Tindakan operasi atau pembedahan merupakan pengalaman yang sulit bagi hampir semua pasien. berbagai kemungkinan buruk bisa saja terjadi yang akan membahayakan pasien. Maka tak heran jika sering kali pasien dan keluarganya menunjukkan sikap yang agak berlebihan dengan kecemasan yang mereka alami. Kecemasan yang mereka alami biasanya terkait dengan segala macam prosedur asing yang harus dijalani pasien dan juga ancaman terhadap keselamatan jiwa akibat prosedur pembedahan dan pembiusan.
B.     Penyebab Kecemasan
1.Faktor predisposisi
1)        Teory psikoanalitik
Menurut Freud, struktur kepribadian terdiri dari tiga elemen yaitu id, ego, dan super ego. Id melambangkan dorongan insting dan impuls primitif, super ego mencerminkan hati nurani seseorang dan dikendalikan oleh norma-norma budaya seseorang, sedangkan ego digambarkan sebagai mediator antara tuntutan dari id dan super ego. Kecemasan merupakan konflik emosional antara id dan super ego yang berfungsi untuk memperingatkan ego tentang suatu bahaya yang perlu diatasi.

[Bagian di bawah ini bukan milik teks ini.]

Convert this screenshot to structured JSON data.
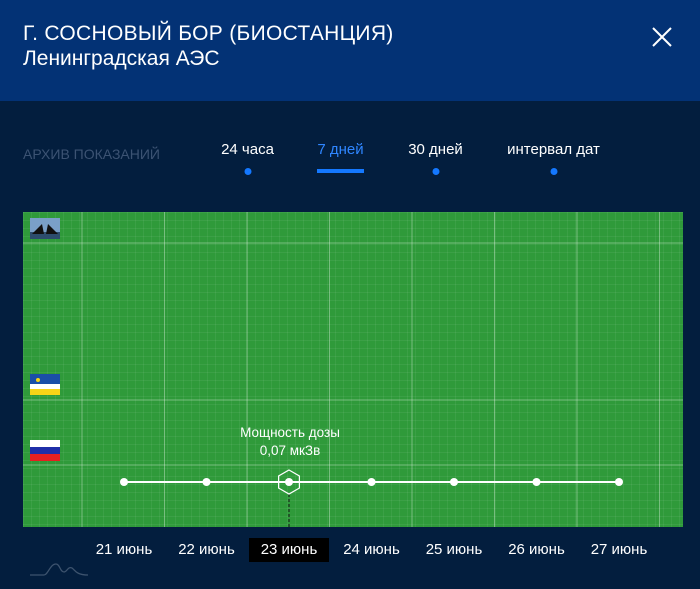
{
  "header": {
    "title": "Г. СОСНОВЫЙ БОР (БИОСТАНЦИЯ)",
    "subtitle": "Ленинградская АЭС"
  },
  "archive_label": "АРХИВ ПОКАЗАНИЙ",
  "tabs": [
    {
      "label": "24 часа"
    },
    {
      "label": "7 дней",
      "active": true
    },
    {
      "label": "30 дней"
    },
    {
      "label": "интервал дат"
    }
  ],
  "tooltip": {
    "title": "Мощность дозы",
    "value": "0,07 мкЗв"
  },
  "chart_data": {
    "type": "line",
    "title": "",
    "xlabel": "",
    "ylabel": "Мощность дозы, мкЗв",
    "categories": [
      "21 июнь",
      "22 июнь",
      "23 июнь",
      "24 июнь",
      "25 июнь",
      "26 июнь",
      "27 июнь"
    ],
    "series": [
      {
        "name": "Мощность дозы",
        "values": [
          0.07,
          0.07,
          0.07,
          0.07,
          0.07,
          0.07,
          0.07
        ]
      }
    ],
    "selected_index": 2,
    "reference_markers": [
      "saint-petersburg-bridge",
      "buryatia-flag",
      "russia-flag"
    ],
    "colors": {
      "background": "#2f9a3a",
      "line": "#ffffff"
    }
  }
}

2)        Teori interpersonal
Kecemasan terjadi dari ketakutan akan penolakan interpersonal, hal ini juga dihubungkan dengan trauma pada masa pertumbuhan seperti kehilangan, perpisahan yang menyebabkan seseorang menjadi tidak berhahaya. Individu yang mempunyai harga diri rendah biasanya sangat mudah untuk mengalami kecemasan.
3)        Teori perilaku
Kecemasan merupakan hasil frustasi dari segala sesuatu yang mengganggu kemampuan seseorang untuk mencapai tujuan yang diinginkan para ahli perilaku menganggap kecemasan merupakan suatu dorongan yang dipelajari berdasarkan dorongan, keinginan untuk menghindarkan rasa sakit. Teori ini meyakini bahwa manusia yang pada awal kehidupanya dihadapkan pada rasa takut yang berlebihan akan menunjukkan kemungkinan kecemasan yang berat pada kehidupan yang berat dan pada kehidupan masa dewasanya
4)        Teori biologis
Dari penyelidikan-penyelidikan telah dibuktikan bahwa kemampuan untuk mengalami suatu emosi tidak hanya tergantung dari kadar adrenalin yang meningkat tetapi jenis emosi yang dialami dan diperhatikan tergantung, dari faktor-faktor dan stimulus dalam lingkungan.
2.Faktor presipitasi
1)        Ancaman integritas diri
Meliputi ketidakmampuan fisiologis atau gangguan terhadap kebutuhan dasar. Hal ini dipengaruhi oleh faktor eksternal dan internal. Faktor eksternal meliputi infeksi virus dan bakteri, polusi lingkungan, sampah. rumah dan makanan juga pakaian dan trauma fisik. Faktor internal meliputi kegagalan mekanisme fisiologi seperti sistem kekebalan, pengaturan suhu dan jantung, serta perubahan biologis.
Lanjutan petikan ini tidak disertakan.